I think you're missing the point. It is not that all that information exists, it is that all that information has to exist in a single particle. This is not impossible, but it is implausible.


Correction: it has to be accessible to a single particle, but the information could be non-localized across the whole system, since your particle is itself fairly non-localized, and arguably has weakly interacted with the various devices along the way, meaning that Im not sure we can fully disentangle the wave-equation for the photon from the equations for the splitters. This could easily be the photon "borrowing" bits from the splitter, by sharing a non-local value with it, which carries the split path information for both.

Which is just to say that the system (in full) has to be able to contain a number of bits sufficient for that, which your setup does.


> Im not sure we can fully disentangle the wave-equation for the photon from the equations for the splitters

That doesn't matter. The two sides of the experiment are space-like separated, and the splitters on each side are light-like separated. There is no place the information can possibly be other than in the photons.


...except non-local variables. Which is why I keep mentioning non-locality.

I don't think words are working and I'm not sure I understand your point fully. Could you draw a diagram? Specifically, the apparatus and where you think the requirement for information occurs.

I really do want to understand your point, because it's an interesting argument, even if I'm not sure I agree.


> I don't think words are working

Indeed.
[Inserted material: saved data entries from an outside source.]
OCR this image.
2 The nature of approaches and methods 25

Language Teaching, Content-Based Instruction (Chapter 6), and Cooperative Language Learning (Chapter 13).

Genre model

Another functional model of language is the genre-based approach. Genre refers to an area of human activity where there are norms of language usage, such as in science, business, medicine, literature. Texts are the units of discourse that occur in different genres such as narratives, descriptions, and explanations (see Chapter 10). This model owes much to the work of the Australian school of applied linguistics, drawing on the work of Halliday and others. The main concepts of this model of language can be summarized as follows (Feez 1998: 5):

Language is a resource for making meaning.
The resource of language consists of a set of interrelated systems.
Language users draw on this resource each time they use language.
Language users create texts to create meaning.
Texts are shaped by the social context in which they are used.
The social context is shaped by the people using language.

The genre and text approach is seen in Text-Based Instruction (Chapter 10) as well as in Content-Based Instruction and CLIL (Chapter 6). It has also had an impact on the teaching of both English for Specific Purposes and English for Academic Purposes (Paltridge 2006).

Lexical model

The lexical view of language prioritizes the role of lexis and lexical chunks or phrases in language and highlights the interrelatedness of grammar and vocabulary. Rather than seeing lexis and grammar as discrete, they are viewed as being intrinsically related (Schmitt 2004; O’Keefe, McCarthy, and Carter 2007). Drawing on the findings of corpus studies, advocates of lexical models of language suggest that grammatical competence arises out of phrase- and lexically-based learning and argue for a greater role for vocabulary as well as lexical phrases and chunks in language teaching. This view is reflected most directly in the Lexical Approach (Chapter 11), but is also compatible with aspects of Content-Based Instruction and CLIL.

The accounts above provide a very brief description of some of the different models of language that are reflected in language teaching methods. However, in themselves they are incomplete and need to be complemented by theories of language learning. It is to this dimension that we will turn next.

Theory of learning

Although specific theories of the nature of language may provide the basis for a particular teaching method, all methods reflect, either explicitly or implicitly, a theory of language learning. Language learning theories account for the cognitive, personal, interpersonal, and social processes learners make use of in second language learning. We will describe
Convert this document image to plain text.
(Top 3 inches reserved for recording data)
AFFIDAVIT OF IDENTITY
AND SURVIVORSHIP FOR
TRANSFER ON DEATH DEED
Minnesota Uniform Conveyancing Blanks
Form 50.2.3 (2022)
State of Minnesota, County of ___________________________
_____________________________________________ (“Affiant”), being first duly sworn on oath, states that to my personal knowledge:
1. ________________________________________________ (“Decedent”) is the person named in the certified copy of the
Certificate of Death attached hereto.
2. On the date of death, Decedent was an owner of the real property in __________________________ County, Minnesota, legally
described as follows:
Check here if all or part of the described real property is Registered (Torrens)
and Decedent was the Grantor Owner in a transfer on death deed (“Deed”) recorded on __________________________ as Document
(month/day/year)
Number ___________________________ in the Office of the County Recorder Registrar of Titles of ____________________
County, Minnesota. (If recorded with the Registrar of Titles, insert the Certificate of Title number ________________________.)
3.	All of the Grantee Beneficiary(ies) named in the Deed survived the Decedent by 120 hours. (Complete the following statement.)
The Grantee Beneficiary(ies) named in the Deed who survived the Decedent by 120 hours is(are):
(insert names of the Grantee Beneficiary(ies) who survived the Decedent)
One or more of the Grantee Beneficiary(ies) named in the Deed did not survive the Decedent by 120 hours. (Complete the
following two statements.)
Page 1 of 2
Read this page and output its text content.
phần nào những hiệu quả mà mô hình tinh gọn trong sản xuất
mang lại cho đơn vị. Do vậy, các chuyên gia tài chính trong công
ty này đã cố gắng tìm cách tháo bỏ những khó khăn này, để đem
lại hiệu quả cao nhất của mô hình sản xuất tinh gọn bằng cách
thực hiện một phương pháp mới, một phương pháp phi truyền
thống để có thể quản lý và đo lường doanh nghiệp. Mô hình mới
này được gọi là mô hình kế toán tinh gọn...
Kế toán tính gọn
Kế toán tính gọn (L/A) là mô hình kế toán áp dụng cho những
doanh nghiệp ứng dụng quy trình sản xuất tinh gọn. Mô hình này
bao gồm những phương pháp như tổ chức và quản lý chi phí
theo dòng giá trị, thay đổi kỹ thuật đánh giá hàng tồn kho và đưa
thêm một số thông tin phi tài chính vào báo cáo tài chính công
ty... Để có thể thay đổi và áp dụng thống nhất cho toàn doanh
I have no idea what you mean by "non-local variable."

You should read this:

http://www.scottaaronson.com/democritus/lec11.html

just to make sure we're on the same page about the basics. (Pay particular attention to the part starting with "No-go theorems galore".)


Could you point out what you think that has to do with locality?

It mentions it once, to assert it as a desired axiom (and incorrectly assert that QM can be local, which it can't be). I also would argue that GR supports non-local theories well enough, in that the actual geometry can appear macro-Euclidean (or other nice space) while containing micro-bridges which break the locality structure for the "nice" macro space.

A non-local value is any value which can impact things at super-luminal speed (generally, instantaneously). Of course, I would argue that the non-locality is only apparent, and we're simply seeing the shape of things very wrong because of how brains work, the information reaches us, etc.


> A non-local value is any value which can impact things at super-luminal speed

Ah. Those are ruled out by relativity. If you can send information faster than light, then you can send information backwards in time and violate causality.